The directors of Comet Limited, a company involved in astrophysics, was successful in


tendering for the South African Large Telescope project. As part of their obligation, the
company has to erect an observatory outside Sutherland. One of the requirements of the
tender was that the successful bidder had to invest in the local community by supplying
low cost housing to locals.

Consequently, as part of its commitment to the local community, Comet Ltd entered into
an agreement to purchase low cost housing units for R2 000 000 during September
2011. On 1 January 2012 the housing units were ready for use, the risks and rewards of
ownership transferred to Comet Ltd, and the transaction was settled in cash. The
housing units have a useful life of 10 years and a residual value for accounting purposes
of R100 000.

Since it is important for National Government to provide housing to all citizens Comet Ltd
received a government grant of R250 000 on 1 January 2012. The South African
Revenue Service will grant a tax allowance on the straight-line method over ten years on
the total cost of the housing units.

Comet Limited will only receive income after the observatory becomes operational. In
order to finance the development costs of this project, the directors decided to sell all the
company’s equipment with a cost price of R500 000, a net carrying amount of R300 000
and a tax value of R281 250 to Courage Bank Ltd for R400 000. The fair value of the
equipment at the date of the sale was R460 000.

Comet Ltd will lease the equipment back from Courage Bank Ltd over a three year
period. The sale and commencement of the lease took place on 1 January 2012. The
lease is payable in quarterly instalments of R45 449 in arrears, at an effective interest
rate of 22,13% per annum and a nominal interest rate of 20,5% per annum.

The first instalment is payable on 31 March 2012. Comet Ltd paid R9 000 commission to
enter into the sale and leaseback agreement.

The company depreciates its assets on the straight-line method over the expected useful
lives of the assets. The expected useful life of this equipment at the date of original
purchase of the assets was 5 years with no residual value.

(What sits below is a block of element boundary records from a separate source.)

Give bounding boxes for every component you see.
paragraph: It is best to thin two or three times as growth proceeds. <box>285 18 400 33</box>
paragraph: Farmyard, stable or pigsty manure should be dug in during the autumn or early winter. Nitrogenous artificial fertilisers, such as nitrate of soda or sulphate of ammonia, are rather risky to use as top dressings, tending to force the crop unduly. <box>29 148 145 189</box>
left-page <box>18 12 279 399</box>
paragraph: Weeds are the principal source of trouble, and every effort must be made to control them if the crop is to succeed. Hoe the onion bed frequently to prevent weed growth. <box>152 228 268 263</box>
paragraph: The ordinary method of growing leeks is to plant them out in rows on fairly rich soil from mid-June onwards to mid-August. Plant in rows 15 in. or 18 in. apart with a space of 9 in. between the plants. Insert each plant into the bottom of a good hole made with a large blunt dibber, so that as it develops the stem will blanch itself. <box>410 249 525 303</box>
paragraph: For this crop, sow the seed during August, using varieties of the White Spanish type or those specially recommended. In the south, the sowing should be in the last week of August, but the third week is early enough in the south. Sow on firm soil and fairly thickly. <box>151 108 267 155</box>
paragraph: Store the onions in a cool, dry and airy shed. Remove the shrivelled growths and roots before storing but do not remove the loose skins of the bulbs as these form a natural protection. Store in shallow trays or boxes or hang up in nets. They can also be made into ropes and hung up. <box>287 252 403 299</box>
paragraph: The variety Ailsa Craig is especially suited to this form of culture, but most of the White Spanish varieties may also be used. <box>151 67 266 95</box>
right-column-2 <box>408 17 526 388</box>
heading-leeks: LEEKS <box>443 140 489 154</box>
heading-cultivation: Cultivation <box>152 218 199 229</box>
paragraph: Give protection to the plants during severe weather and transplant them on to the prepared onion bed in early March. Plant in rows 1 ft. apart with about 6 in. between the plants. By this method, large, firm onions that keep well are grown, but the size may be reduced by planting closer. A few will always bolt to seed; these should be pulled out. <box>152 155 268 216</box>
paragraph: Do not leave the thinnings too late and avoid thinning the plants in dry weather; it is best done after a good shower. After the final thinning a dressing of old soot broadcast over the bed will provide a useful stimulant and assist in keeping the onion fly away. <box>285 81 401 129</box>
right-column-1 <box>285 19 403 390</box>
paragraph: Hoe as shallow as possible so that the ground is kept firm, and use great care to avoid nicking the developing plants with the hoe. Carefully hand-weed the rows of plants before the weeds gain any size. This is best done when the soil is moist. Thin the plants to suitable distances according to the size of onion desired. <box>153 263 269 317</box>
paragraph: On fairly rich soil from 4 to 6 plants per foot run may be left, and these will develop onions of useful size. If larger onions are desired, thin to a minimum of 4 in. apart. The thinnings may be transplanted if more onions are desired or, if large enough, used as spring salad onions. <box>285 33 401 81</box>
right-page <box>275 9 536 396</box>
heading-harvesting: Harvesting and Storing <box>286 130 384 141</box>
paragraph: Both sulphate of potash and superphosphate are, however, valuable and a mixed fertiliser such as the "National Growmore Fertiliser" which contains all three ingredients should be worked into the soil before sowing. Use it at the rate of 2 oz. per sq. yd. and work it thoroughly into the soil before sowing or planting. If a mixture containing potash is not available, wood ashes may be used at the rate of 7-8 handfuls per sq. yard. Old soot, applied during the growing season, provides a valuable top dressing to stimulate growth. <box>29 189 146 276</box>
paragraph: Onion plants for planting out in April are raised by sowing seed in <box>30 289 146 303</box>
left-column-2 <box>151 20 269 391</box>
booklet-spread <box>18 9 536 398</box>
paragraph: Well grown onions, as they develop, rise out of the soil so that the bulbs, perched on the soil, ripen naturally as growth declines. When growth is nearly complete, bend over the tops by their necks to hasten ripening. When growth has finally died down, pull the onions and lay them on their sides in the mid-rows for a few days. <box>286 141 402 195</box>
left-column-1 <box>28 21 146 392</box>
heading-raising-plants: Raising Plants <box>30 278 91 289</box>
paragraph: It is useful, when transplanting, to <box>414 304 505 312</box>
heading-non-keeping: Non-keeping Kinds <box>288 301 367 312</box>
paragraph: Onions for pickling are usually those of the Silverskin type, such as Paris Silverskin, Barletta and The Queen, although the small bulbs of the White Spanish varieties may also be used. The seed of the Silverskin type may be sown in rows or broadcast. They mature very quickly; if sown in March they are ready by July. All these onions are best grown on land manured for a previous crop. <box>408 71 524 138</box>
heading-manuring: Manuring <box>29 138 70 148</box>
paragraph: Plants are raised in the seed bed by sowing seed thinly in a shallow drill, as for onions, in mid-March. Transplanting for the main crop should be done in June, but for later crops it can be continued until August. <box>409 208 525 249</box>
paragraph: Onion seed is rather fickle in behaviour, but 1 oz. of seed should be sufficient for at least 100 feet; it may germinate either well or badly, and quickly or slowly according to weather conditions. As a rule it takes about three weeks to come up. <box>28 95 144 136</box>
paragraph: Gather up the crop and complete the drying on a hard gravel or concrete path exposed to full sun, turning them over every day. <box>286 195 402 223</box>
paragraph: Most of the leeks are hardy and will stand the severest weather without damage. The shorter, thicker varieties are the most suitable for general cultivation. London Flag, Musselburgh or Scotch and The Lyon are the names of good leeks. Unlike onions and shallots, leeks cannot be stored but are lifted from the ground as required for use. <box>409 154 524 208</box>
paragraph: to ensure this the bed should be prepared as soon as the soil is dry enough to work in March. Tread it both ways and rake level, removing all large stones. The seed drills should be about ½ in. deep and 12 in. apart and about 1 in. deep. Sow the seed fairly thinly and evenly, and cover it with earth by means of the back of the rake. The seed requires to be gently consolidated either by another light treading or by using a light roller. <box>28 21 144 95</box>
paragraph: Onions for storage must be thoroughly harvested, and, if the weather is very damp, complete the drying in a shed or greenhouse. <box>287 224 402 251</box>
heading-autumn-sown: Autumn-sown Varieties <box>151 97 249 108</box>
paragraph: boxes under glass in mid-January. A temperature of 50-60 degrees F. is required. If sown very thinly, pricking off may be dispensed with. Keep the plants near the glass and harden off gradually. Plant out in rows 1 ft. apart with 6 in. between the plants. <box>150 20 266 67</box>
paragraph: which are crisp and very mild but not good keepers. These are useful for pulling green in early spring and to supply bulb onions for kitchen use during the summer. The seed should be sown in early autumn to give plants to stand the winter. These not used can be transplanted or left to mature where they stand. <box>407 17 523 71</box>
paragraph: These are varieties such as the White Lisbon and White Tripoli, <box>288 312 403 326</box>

A tax allowance is calculated on the reducing balance method on the useful life of the
equipment of four years.

The profit before tax and the taxable income of the company for the year ended 31
December 2012, before the above transactions and depreciation, amount to R2.5 mil.

1
The company provides for deferred tax on all temporary differences, using the statement
of financial position approach. The SA Normal tax rate is 28%. The company had a
deferred tax liability at 31 December 2011 of R5 625.

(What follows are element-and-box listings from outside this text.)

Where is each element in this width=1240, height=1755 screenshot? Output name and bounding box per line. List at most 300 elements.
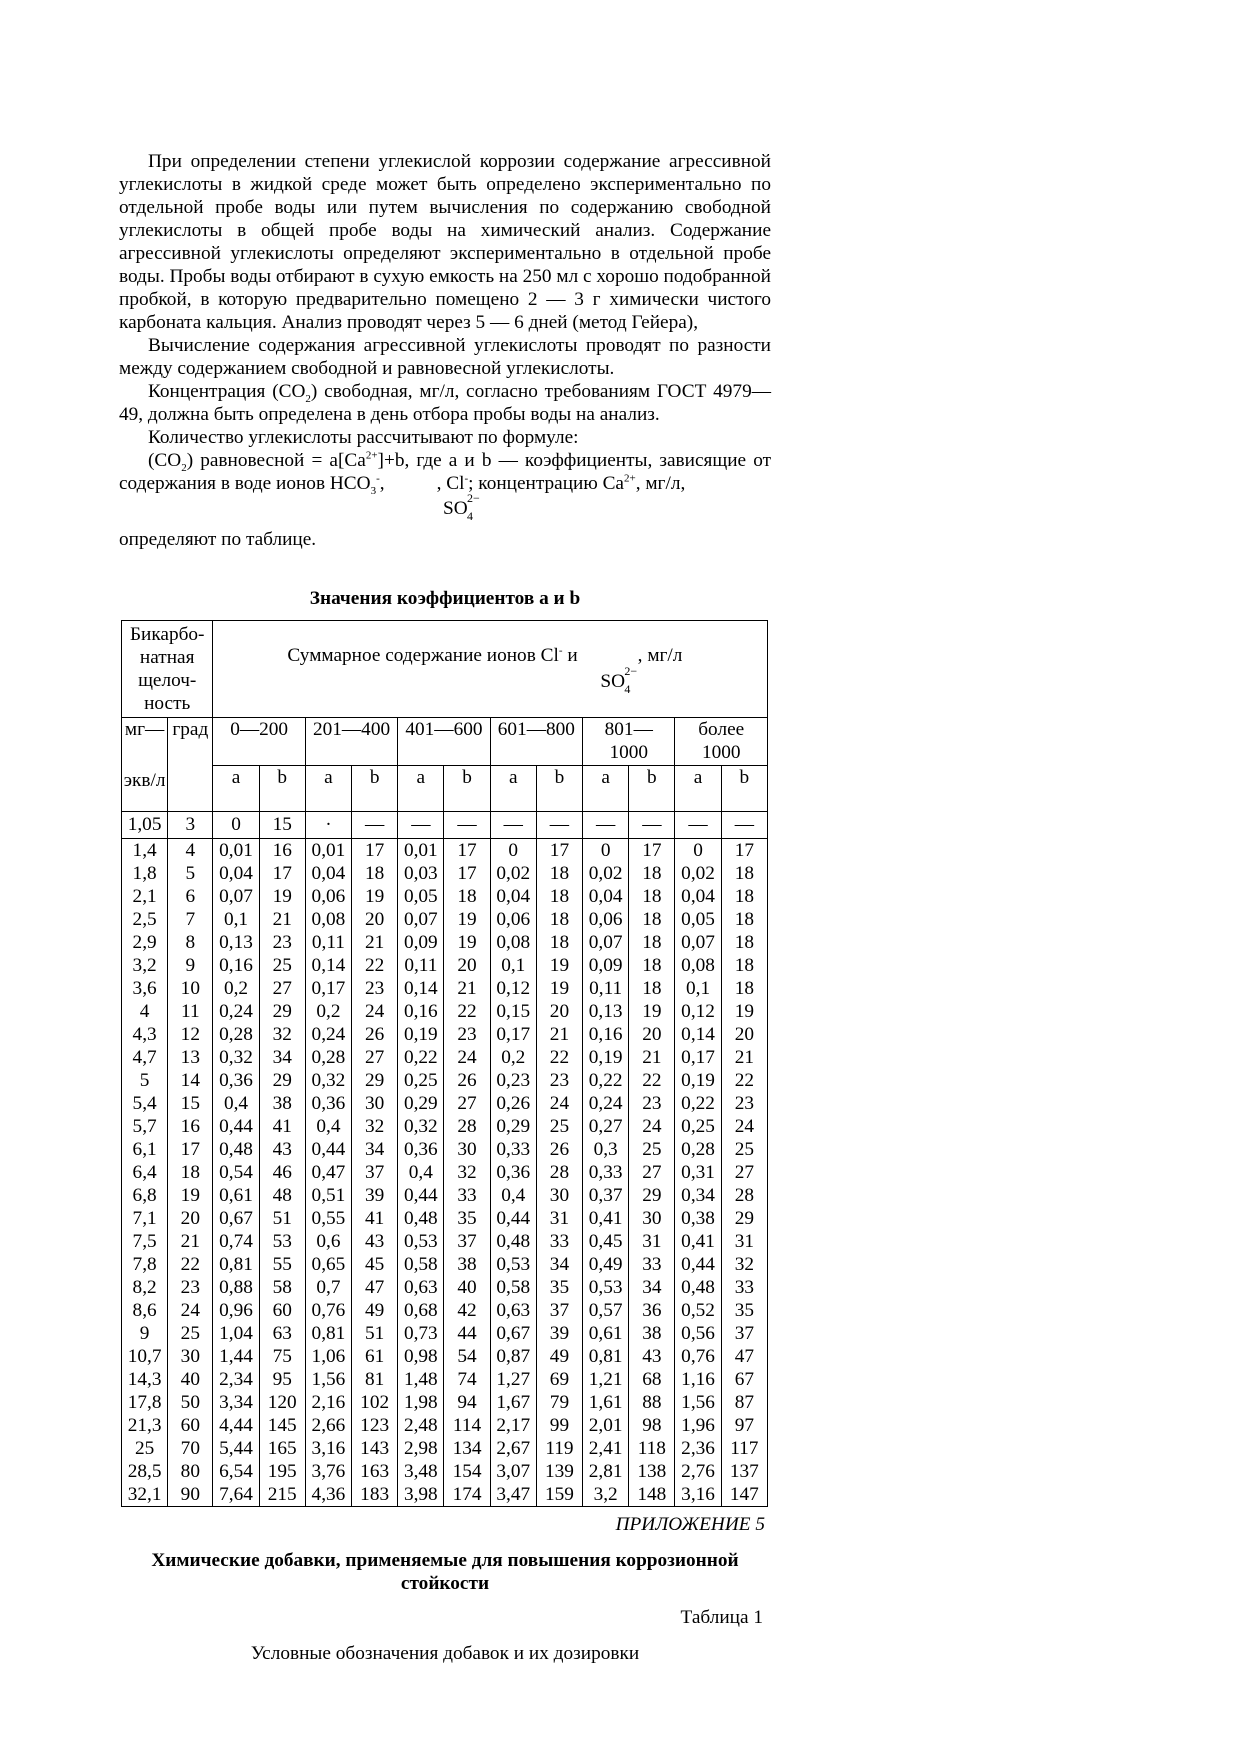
table-cell: 2,98 [398, 1437, 444, 1460]
table-cell: 12 [168, 1023, 213, 1046]
table-cell: 17 [444, 839, 490, 863]
table-cell: 3,34 [213, 1391, 259, 1414]
table-cell: 0,28 [213, 1023, 259, 1046]
table-row [122, 977, 768, 1000]
table-cell: 0,08 [675, 954, 721, 977]
table-cell: 102 [352, 1391, 398, 1414]
col-a: a [305, 766, 351, 812]
table-cell: 18 [629, 931, 675, 954]
table-cell: 42 [444, 1299, 490, 1322]
table-cell: 23 [444, 1023, 490, 1046]
table-cell: 0,11 [583, 977, 629, 1000]
table-cell: 0,48 [213, 1138, 259, 1161]
table-cell: 40 [444, 1276, 490, 1299]
table-cell: 19 [444, 931, 490, 954]
table-cell: 0,06 [305, 885, 351, 908]
table-cell: 0,44 [675, 1253, 721, 1276]
table-cell: 0,06 [490, 908, 536, 931]
table-cell: 0,47 [305, 1161, 351, 1184]
table-cell: 0,01 [213, 839, 259, 863]
table-row [122, 954, 768, 977]
table-cell: 0,6 [305, 1230, 351, 1253]
table-cell: 0,23 [490, 1069, 536, 1092]
table-row [122, 862, 768, 885]
table-row [122, 1115, 768, 1138]
table-cell: 24 [168, 1299, 213, 1322]
table-cell: 0,48 [490, 1230, 536, 1253]
table-cell: 51 [352, 1322, 398, 1345]
table-cell: 0,1 [675, 977, 721, 1000]
table-cell: 28 [444, 1115, 490, 1138]
table-cell: 28 [536, 1161, 582, 1184]
table-cell: 6,4 [122, 1161, 168, 1184]
table-1-label: Таблица 1 [680, 1607, 763, 1628]
table-cell: 39 [352, 1184, 398, 1207]
table-cell: 4,44 [213, 1414, 259, 1437]
table-cell: 0,11 [398, 954, 444, 977]
range-201-400: 201—400 [305, 718, 397, 766]
table-cell: 7,5 [122, 1230, 168, 1253]
table-cell: 0,58 [490, 1276, 536, 1299]
table-cell: 0,07 [398, 908, 444, 931]
table-cell: 21 [352, 931, 398, 954]
table-cell: 19 [352, 885, 398, 908]
table-cell: — [490, 812, 536, 839]
table-cell: 1,27 [490, 1368, 536, 1391]
table-cell: 154 [444, 1460, 490, 1483]
table-cell: 0,12 [490, 977, 536, 1000]
col-a: a [213, 766, 259, 812]
table-cell: 0,81 [305, 1322, 351, 1345]
table-row [122, 1138, 768, 1161]
table-cell: 0,36 [490, 1161, 536, 1184]
table-cell: 41 [352, 1207, 398, 1230]
table-cell: 0,44 [398, 1184, 444, 1207]
table-row [122, 885, 768, 908]
table-cell: 0,61 [213, 1184, 259, 1207]
table-cell: 34 [536, 1253, 582, 1276]
table-cell: 29 [721, 1207, 767, 1230]
table-row [122, 908, 768, 931]
col-a: a [398, 766, 444, 812]
table-cell: 23 [536, 1069, 582, 1092]
table-cell: 0,4 [213, 1092, 259, 1115]
table-cell: 28 [721, 1184, 767, 1207]
table-cell: 30 [629, 1207, 675, 1230]
table-cell: 0,28 [305, 1046, 351, 1069]
table-cell: 0,19 [675, 1069, 721, 1092]
table-cell: 88 [629, 1391, 675, 1414]
table-cell: 18 [721, 954, 767, 977]
table-cell: 20 [352, 908, 398, 931]
table-cell: 2,48 [398, 1414, 444, 1437]
table-cell: 27 [721, 1161, 767, 1184]
table-cell: 29 [259, 1069, 305, 1092]
table-cell: 81 [352, 1368, 398, 1391]
table-cell: 0,19 [398, 1023, 444, 1046]
table-cell: 28,5 [122, 1460, 168, 1483]
col-a: a [583, 766, 629, 812]
table-cell: 138 [629, 1460, 675, 1483]
table-cell: 37 [352, 1161, 398, 1184]
table-cell: 3,98 [398, 1483, 444, 1507]
table-cell: 29 [259, 1000, 305, 1023]
table-cell: 34 [629, 1276, 675, 1299]
table-cell: 5,7 [122, 1115, 168, 1138]
table-cell: 7,8 [122, 1253, 168, 1276]
table-cell: 80 [168, 1460, 213, 1483]
table-cell: 30 [444, 1138, 490, 1161]
table-cell: 0,81 [213, 1253, 259, 1276]
table-cell: 0,04 [583, 885, 629, 908]
table-cell: 13 [168, 1046, 213, 1069]
header-row-2 [122, 718, 768, 766]
table-cell: 0,34 [675, 1184, 721, 1207]
table-cell: 0,4 [305, 1115, 351, 1138]
table-cell: 0,96 [213, 1299, 259, 1322]
table-cell: — [629, 812, 675, 839]
table-cell: 25 [536, 1115, 582, 1138]
table-cell: 119 [536, 1437, 582, 1460]
table-row [122, 1184, 768, 1207]
table-cell: 0,56 [675, 1322, 721, 1345]
table-cell: 21 [721, 1046, 767, 1069]
table-cell: 8,2 [122, 1276, 168, 1299]
table-cell: 7 [168, 908, 213, 931]
table-cell: 0,13 [583, 1000, 629, 1023]
table-cell: 0,53 [583, 1276, 629, 1299]
table-cell: 18 [721, 862, 767, 885]
table-cell: 0,22 [583, 1069, 629, 1092]
col-a: a [675, 766, 721, 812]
table-cell: 14,3 [122, 1368, 168, 1391]
table-cell: 21 [259, 908, 305, 931]
table-cell: 0,08 [305, 908, 351, 931]
table-cell: 31 [629, 1230, 675, 1253]
table-row [122, 1391, 768, 1414]
table-cell: · [305, 812, 351, 839]
table-cell: 0,7 [305, 1276, 351, 1299]
table-cell: 0,16 [583, 1023, 629, 1046]
table-row [122, 1414, 768, 1437]
table-cell: 0,32 [305, 1069, 351, 1092]
table-cell: 25 [259, 954, 305, 977]
table-cell: 25 [629, 1138, 675, 1161]
table-title: Значения коэффициентов a и b [309, 588, 581, 609]
range-601-800: 601—800 [490, 718, 582, 766]
header-ion-sum: Суммарное содержание ионов Cl- и , мг/л SO 2− 4 [213, 621, 768, 718]
table-cell: 24 [629, 1115, 675, 1138]
table-cell: 5 [122, 1069, 168, 1092]
table-cell: 183 [352, 1483, 398, 1507]
table-cell: 0,15 [490, 1000, 536, 1023]
table-cell: 0,28 [675, 1138, 721, 1161]
table-cell: 0,17 [490, 1023, 536, 1046]
table-cell: 22 [444, 1000, 490, 1023]
range-over-1000: более 1000 [675, 718, 768, 766]
table-cell: 2,66 [305, 1414, 351, 1437]
table-cell: 2,1 [122, 885, 168, 908]
table-cell: 5,4 [122, 1092, 168, 1115]
table-cell: 0,65 [305, 1253, 351, 1276]
table-cell: 0,04 [213, 862, 259, 885]
table-cell: 17 [721, 839, 767, 863]
table-cell: 0,31 [675, 1161, 721, 1184]
table-cell: 20 [444, 954, 490, 977]
table-cell: 34 [352, 1138, 398, 1161]
table-cell: 11 [168, 1000, 213, 1023]
table-cell: 0,02 [583, 862, 629, 885]
table-cell: 0,24 [213, 1000, 259, 1023]
table-cell: 0,07 [213, 885, 259, 908]
paragraph-table-ref: определяют по таблице. [119, 529, 317, 550]
table-cell: 0,57 [583, 1299, 629, 1322]
table-cell: 0,44 [213, 1115, 259, 1138]
table-cell: 97 [721, 1414, 767, 1437]
table-cell: 98 [629, 1414, 675, 1437]
table-cell: 22 [168, 1253, 213, 1276]
table-cell: 14 [168, 1069, 213, 1092]
table-cell: 3,16 [305, 1437, 351, 1460]
table-cell: 68 [629, 1368, 675, 1391]
table-row [122, 1276, 768, 1299]
table-cell: 21 [629, 1046, 675, 1069]
coefficients-body [122, 812, 768, 1507]
table-row [122, 1299, 768, 1322]
table-cell: 0,49 [583, 1253, 629, 1276]
table-cell: 0,58 [398, 1253, 444, 1276]
table-cell: 15 [259, 812, 305, 839]
table-cell: 0,09 [583, 954, 629, 977]
table-cell: 163 [352, 1460, 398, 1483]
table-row [122, 1069, 768, 1092]
table-cell: 18 [168, 1161, 213, 1184]
table-row [122, 1437, 768, 1460]
table-cell: 50 [168, 1391, 213, 1414]
table-cell: 4,36 [305, 1483, 351, 1507]
table-cell: 0,17 [305, 977, 351, 1000]
table-cell: 22 [721, 1069, 767, 1092]
header-bicarbonate: Бикарбо-натная щелоч-ность [122, 621, 213, 718]
table-cell: 1,56 [305, 1368, 351, 1391]
sulfate-formula-row [119, 491, 771, 525]
table-cell: 7,64 [213, 1483, 259, 1507]
table-cell: 0,63 [490, 1299, 536, 1322]
table-cell: 17 [629, 839, 675, 863]
table-cell: 49 [536, 1345, 582, 1368]
table-row [122, 1092, 768, 1115]
table-cell: 24 [352, 1000, 398, 1023]
table-cell: 23 [629, 1092, 675, 1115]
col-b: b [629, 766, 675, 812]
table-cell: 0,1 [213, 908, 259, 931]
table-cell: 35 [444, 1207, 490, 1230]
col-b: b [536, 766, 582, 812]
table-cell: 0,29 [490, 1115, 536, 1138]
table-cell: 38 [629, 1322, 675, 1345]
table-cell: 40 [168, 1368, 213, 1391]
table-cell: 33 [536, 1230, 582, 1253]
table-cell: 0,51 [305, 1184, 351, 1207]
table-cell: 0,76 [675, 1345, 721, 1368]
table-cell: 3 [168, 812, 213, 839]
table-cell: 46 [259, 1161, 305, 1184]
table-cell: 1,8 [122, 862, 168, 885]
table-cell: — [398, 812, 444, 839]
table-cell: 5 [168, 862, 213, 885]
table-cell: 1,05 [122, 812, 168, 839]
table-cell: 2,41 [583, 1437, 629, 1460]
table-cell: 0,68 [398, 1299, 444, 1322]
table-cell: 1,16 [675, 1368, 721, 1391]
table-cell: 1,48 [398, 1368, 444, 1391]
table-cell: 0,25 [675, 1115, 721, 1138]
table-cell: 67 [721, 1368, 767, 1391]
table-cell: 2,9 [122, 931, 168, 954]
table-cell: 0,55 [305, 1207, 351, 1230]
table-cell: 0,53 [398, 1230, 444, 1253]
table-cell: 30 [536, 1184, 582, 1207]
table-cell: 17 [352, 839, 398, 863]
table-cell: 0,38 [675, 1207, 721, 1230]
table-cell: 6,1 [122, 1138, 168, 1161]
table-cell: — [444, 812, 490, 839]
table-1-caption: Условные обозначения добавок и их дозировки [250, 1643, 640, 1664]
table-cell: 23 [352, 977, 398, 1000]
table-cell: 0,04 [490, 885, 536, 908]
table-cell: 39 [536, 1322, 582, 1345]
table-row [122, 1161, 768, 1184]
table-cell: 18 [721, 885, 767, 908]
table-cell: 38 [444, 1253, 490, 1276]
table-cell: 63 [259, 1322, 305, 1345]
table-cell: 21 [444, 977, 490, 1000]
range-0-200: 0—200 [213, 718, 305, 766]
table-cell: 18 [352, 862, 398, 885]
table-cell: 18 [629, 954, 675, 977]
table-cell: 3,07 [490, 1460, 536, 1483]
table-cell: 15 [168, 1092, 213, 1115]
table-cell: 0,2 [305, 1000, 351, 1023]
table-cell: 70 [168, 1437, 213, 1460]
table-cell: 0,67 [490, 1322, 536, 1345]
table-cell: 32,1 [122, 1483, 168, 1507]
table-cell: 0,87 [490, 1345, 536, 1368]
table-cell: 139 [536, 1460, 582, 1483]
table-cell: 53 [259, 1230, 305, 1253]
table-cell: 0,16 [213, 954, 259, 977]
table-cell: 90 [168, 1483, 213, 1507]
table-cell: 0,45 [583, 1230, 629, 1253]
table-cell: 0,02 [675, 862, 721, 885]
table-cell: 0,3 [583, 1138, 629, 1161]
table-cell: 27 [259, 977, 305, 1000]
table-cell: 0,04 [675, 885, 721, 908]
table-cell: 94 [444, 1391, 490, 1414]
table-cell: 174 [444, 1483, 490, 1507]
table-cell: 0 [490, 839, 536, 863]
range-401-600: 401—600 [398, 718, 490, 766]
table-cell: 0,16 [398, 1000, 444, 1023]
table-cell: 2,76 [675, 1460, 721, 1483]
table-cell: 30 [168, 1345, 213, 1368]
table-cell: 19 [536, 954, 582, 977]
table-cell: 43 [259, 1138, 305, 1161]
table-cell: 37 [721, 1322, 767, 1345]
table-cell: 0,32 [213, 1046, 259, 1069]
range-801-1000: 801—1000 [583, 718, 675, 766]
table-cell: 117 [721, 1437, 767, 1460]
table-cell: 0,05 [398, 885, 444, 908]
table-cell: 3,2 [583, 1483, 629, 1507]
table-cell: 0,63 [398, 1276, 444, 1299]
table-cell: — [675, 812, 721, 839]
table-cell: 0,07 [583, 931, 629, 954]
paragraph-method: При определении степени углекислой коррозии содержание агрессивной углекислоты в жидкой среде может быть определено экспериментально по отдельной пробе воды или путем вычисления по содержанию свободной углекислоты в общей пробе воды на химический анализ. Содержание агрессивной углекислоты определяют экспериментально в отдельной пробе воды. Пробы воды отбирают в сухую емкость на 250 мл с хорошо подобранной пробкой, в которую предварительно помещено 2 — 3 г химически чистого карбоната кальция. Анализ проводят через 5 — 6 дней (метод Гейера), [119, 151, 771, 333]
table-cell: 0,36 [213, 1069, 259, 1092]
table-cell: 48 [259, 1184, 305, 1207]
table-cell: 9 [122, 1322, 168, 1345]
table-cell: 0,12 [675, 1000, 721, 1023]
table-cell: 18 [629, 862, 675, 885]
table-cell: 6,54 [213, 1460, 259, 1483]
table-cell: 0,19 [583, 1046, 629, 1069]
table-cell: 3,2 [122, 954, 168, 977]
table-cell: 1,61 [583, 1391, 629, 1414]
header-grad: град [168, 718, 213, 766]
table-cell: 120 [259, 1391, 305, 1414]
table-cell: 4 [122, 1000, 168, 1023]
table-cell: 0,26 [490, 1092, 536, 1115]
table-row [122, 839, 768, 863]
table-cell: 0 [213, 812, 259, 839]
table-cell: 18 [629, 908, 675, 931]
table-cell: 195 [259, 1460, 305, 1483]
header-row-1 [122, 621, 768, 718]
table-cell: 0,76 [305, 1299, 351, 1322]
table-cell: 0,08 [490, 931, 536, 954]
header-mg-unit: экв/л [122, 766, 168, 812]
table-cell: 24 [721, 1115, 767, 1138]
table-cell: 17,8 [122, 1391, 168, 1414]
table-cell: 18 [444, 885, 490, 908]
table-cell: 10 [168, 977, 213, 1000]
table-cell: 17 [536, 839, 582, 863]
table-cell: 1,96 [675, 1414, 721, 1437]
table-row [122, 1046, 768, 1069]
table-cell: 159 [536, 1483, 582, 1507]
table-cell: 18 [721, 977, 767, 1000]
table-row [122, 812, 768, 839]
table-cell: 0,37 [583, 1184, 629, 1207]
table-cell: 18 [721, 908, 767, 931]
table-cell: 21 [168, 1230, 213, 1253]
table-cell: 19 [259, 885, 305, 908]
table-cell: 2,81 [583, 1460, 629, 1483]
table-row [122, 1253, 768, 1276]
table-cell: 0,73 [398, 1322, 444, 1345]
table-cell: 0,33 [583, 1161, 629, 1184]
table-cell: 32 [352, 1115, 398, 1138]
table-cell: 10,7 [122, 1345, 168, 1368]
table-cell: 47 [352, 1276, 398, 1299]
table-cell: 32 [259, 1023, 305, 1046]
table-cell: 61 [352, 1345, 398, 1368]
table-cell: 34 [259, 1046, 305, 1069]
table-cell: 27 [444, 1092, 490, 1115]
table-cell: 26 [444, 1069, 490, 1092]
table-cell: 35 [536, 1276, 582, 1299]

It is estimated that the company will realise taxable income in future. Ignore capital gains
tax for purposes of this question.

REQUIRED:
1. Prepare the journals (including cash transactions) for the year ended 31
December 2012 in the accounting records of Comet Ltd in respect of the
government grant if it is assumed that the government grant is presented in the
statement of financial position as deferred income. You may ignore the
implications of current tax and deferred tax. Journal narrations are not required.
(7)

2. Explain how your answer in (1) would be different if Comet Ltd had accounted for
the government grant by deducting it from the carrying amount of the asset.
(4)

3. Show how the above transactions should be disclosed in the notes to the annual
financial statements of Comet Ltd for the year ended 31 December 2012. No
accounting policy notes are required. Notes relating to the deferred tax balance in
the statement of financial position are not required. Comparative figures are not
required.
(39)

Your answer must comply with the requirements of International Financial Reporting
Standards.

All calculations should be done to the nearest Rand.